Chapitre 32/9235%~10 min de lecture1 940 mots

« Vraiment ? Je t'appelle et tu n'entends pas ? »

« Oui. »

« Menteur. »

Judy planta son visage devant celui de Sebastian.

Sebastian ferma les yeux prestement, effrayé par le regard glacé de Judy.

« Hé. »

Judy saisit Sebastian par le menton.

Et, après lui avoir forcé les yeux à s'ouvrir, il le toisa avec menace.

« Tu sais pourquoi je suis là ? »

« J'sais pas, j'sais pas. Pourquoi tu fais ça ? Peu importe qui tu es, mon père l'apprendra bientôt. »

« Tu crois que mon père va rester les bras croisés ? »

« … »

S'il se vantait de son père, le Grand-Duc était encore plus puissant.

Comme Sebastian ne montrait aucun signe de s'excuser, Judy poussa un profond soupir et le repoussa en arrière.

« Tu as touché ma sœur, non ? »

« Sœur ? Toucher ta sœur ? Je n'ai jamais fait ça ! »

Sebastian avait peut-être été un peu trop franc cette fois-ci.

« Qu'est-ce que j'ai entendu, alors ? Qu'elle ne vaut pas un demi-penny. Que la couleur de ses yeux et de ses cheveux est différente. »
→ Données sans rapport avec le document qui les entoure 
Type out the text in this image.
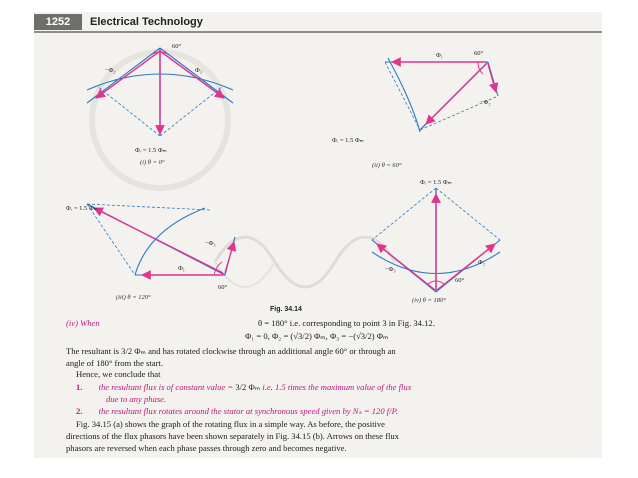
1252	Electrical Technology
60°
−Φ₂	Φ₃
Φᵣ = 1.5 Φₘ
(i) θ = 0°
60°
Φ₁
−Φ₂
Φᵣ = 1.5 Φₘ
(ii) θ = 60°
Φᵣ = 1.5 Φₘ
−Φ₃
Φ₁
60°
(iii) θ = 120°
Φᵣ = 1.5 Φₘ
−Φ₃
Φ₂
60°
(iv) θ = 180°
Fig. 34.14
(iv) When	θ = 180° i.e. corresponding to point 3 in Fig. 34.12.
Φ₁ = 0, Φ₂ = (√3/2) Φₘ, Φ₃ = −(√3/2) Φₘ
The resultant is 3/2 Φₘ and has rotated clockwise through an additional angle 60° or through an
angle of 180° from the start.
Hence, we conclude that
1. the resultant flux is of constant value = 3/2 Φₘ i.e. 1.5 times the maximum value of the flux
due to any phase.
2. the resultant flux rotates around the stator at synchronous speed given by Nₛ = 120 f/P.
Fig. 34.15 (a) shows the graph of the rotating flux in a simple way. As before, the positive
directions of the flux phasors have been shown separately in Fig. 34.15 (b). Arrows on these flux
phasors are reversed when each phase passes through zero and becomes negative.
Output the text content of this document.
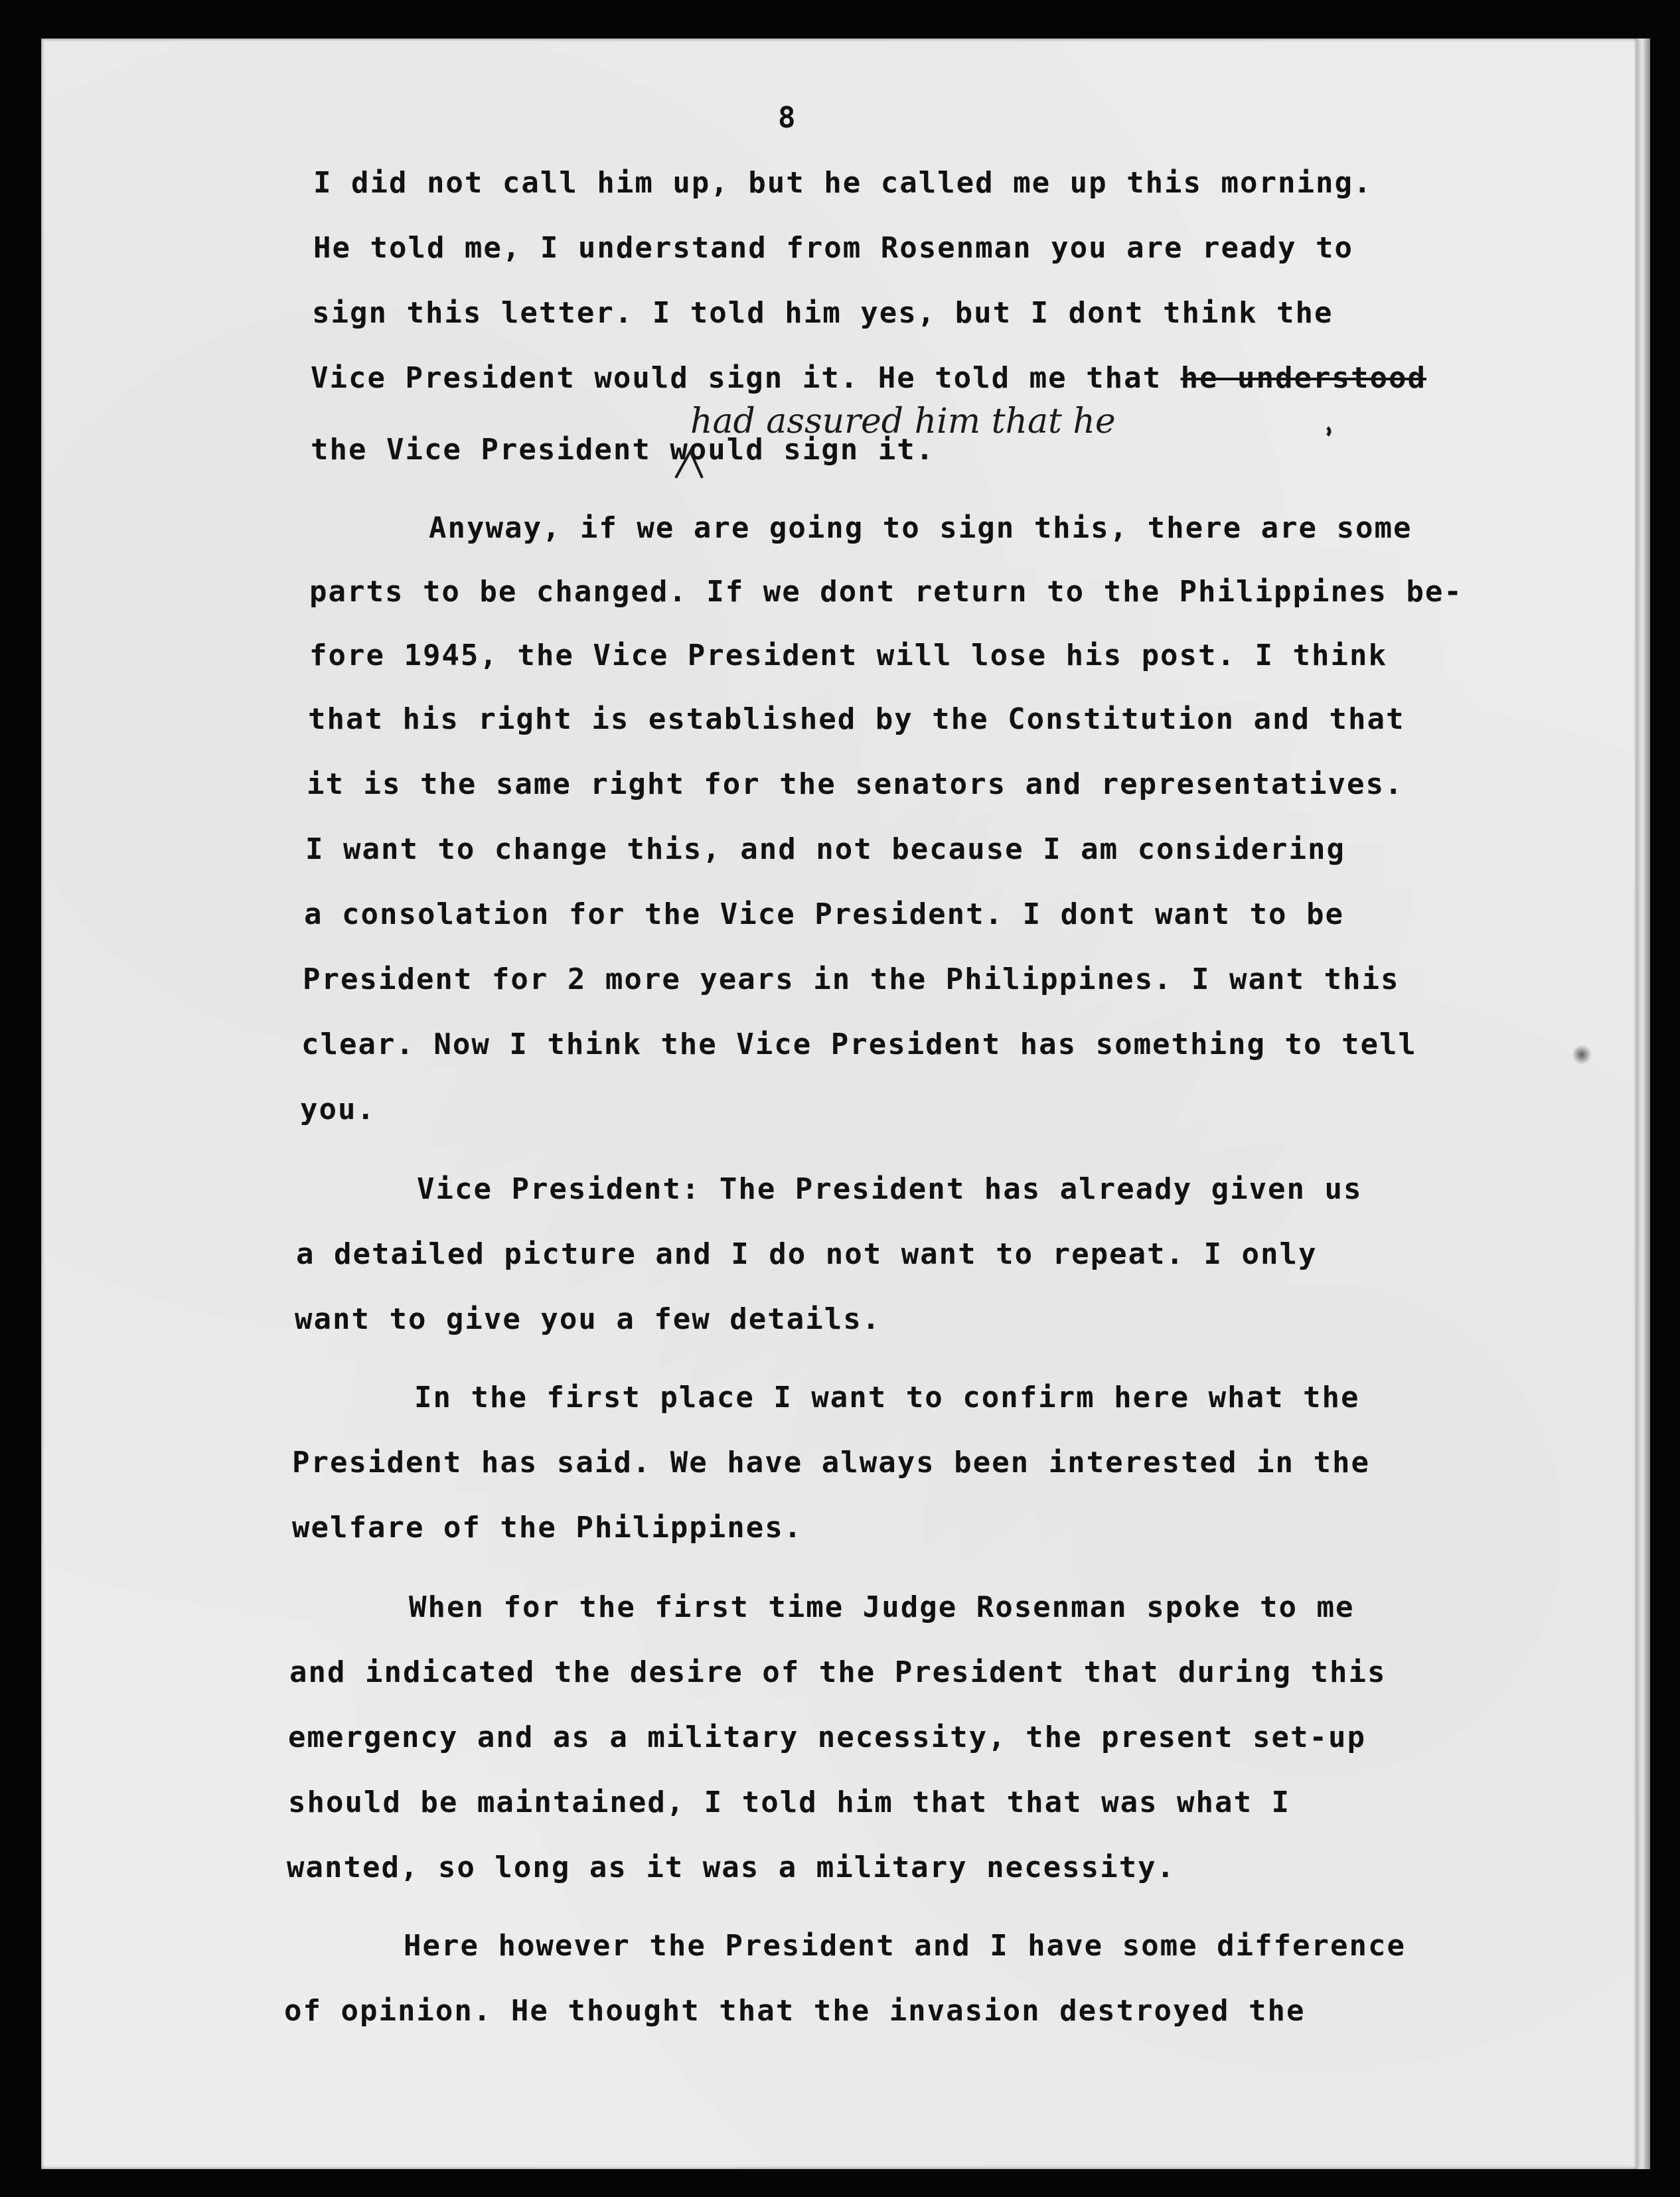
8
I did not call him up, but he called me up this morning.
He told me, I understand from Rosenman you are ready to
sign this letter. I told him yes, but I dont think the
Vice President would sign it. He told me that he understood
the Vice President would sign it.
Anyway, if we are going to sign this, there are some
parts to be changed. If we dont return to the Philippines be-
fore 1945, the Vice President will lose his post. I think
that his right is established by the Constitution and that
it is the same right for the senators and representatives.
I want to change this, and not because I am considering
a consolation for the Vice President. I dont want to be
President for 2 more years in the Philippines. I want this
clear. Now I think the Vice President has something to tell
you.
Vice President: The President has already given us
a detailed picture and I do not want to repeat. I only
want to give you a few details.
In the first place I want to confirm here what the
President has said. We have always been interested in the
welfare of the Philippines.
When for the first time Judge Rosenman spoke to me
and indicated the desire of the President that during this
emergency and as a military necessity, the present set-up
should be maintained, I told him that that was what I
wanted, so long as it was a military necessity.
Here however the President and I have some difference
of opinion. He thought that the invasion destroyed the
had assured him that he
Les yeux de Judy se durcirent.

Il n'avait pas l'intention de frapper Sebastian, mais c'était tout simplement insupportable. Judy frappa Sebastian à la bouche.

Puck — ses lèvres éclatèrent immédiatement, le garçon irrité n'ayant pas su maîtriser sa force.

Sebastian, qui n'avait jamais été battu ni fait saigner par qui que ce soit, hurla et geignit comme s'il s'évanouissait.

« Aah ! Je saigne… Beurk. Je vais le dire à mon père. Ça fait mal ! Ça fait mal ! »

Quoi qu'il en soit, Judy fit pivoter son poignet comme pour le frapper une fois de plus.

Quand Judy parut viser sans hésiter, Sebastian enroula ses deux bras autour de son visage.

« J'avais tort, Keugh, j'avais très tort, beurk… S'il te plaît, ne me frappe pas. »

« Idiot, ça te fait mal maintenant que tu t'es fait frapper ? »

« Bien sûr que ça fait mal. Est-ce que ça ne ferait pas mal !? »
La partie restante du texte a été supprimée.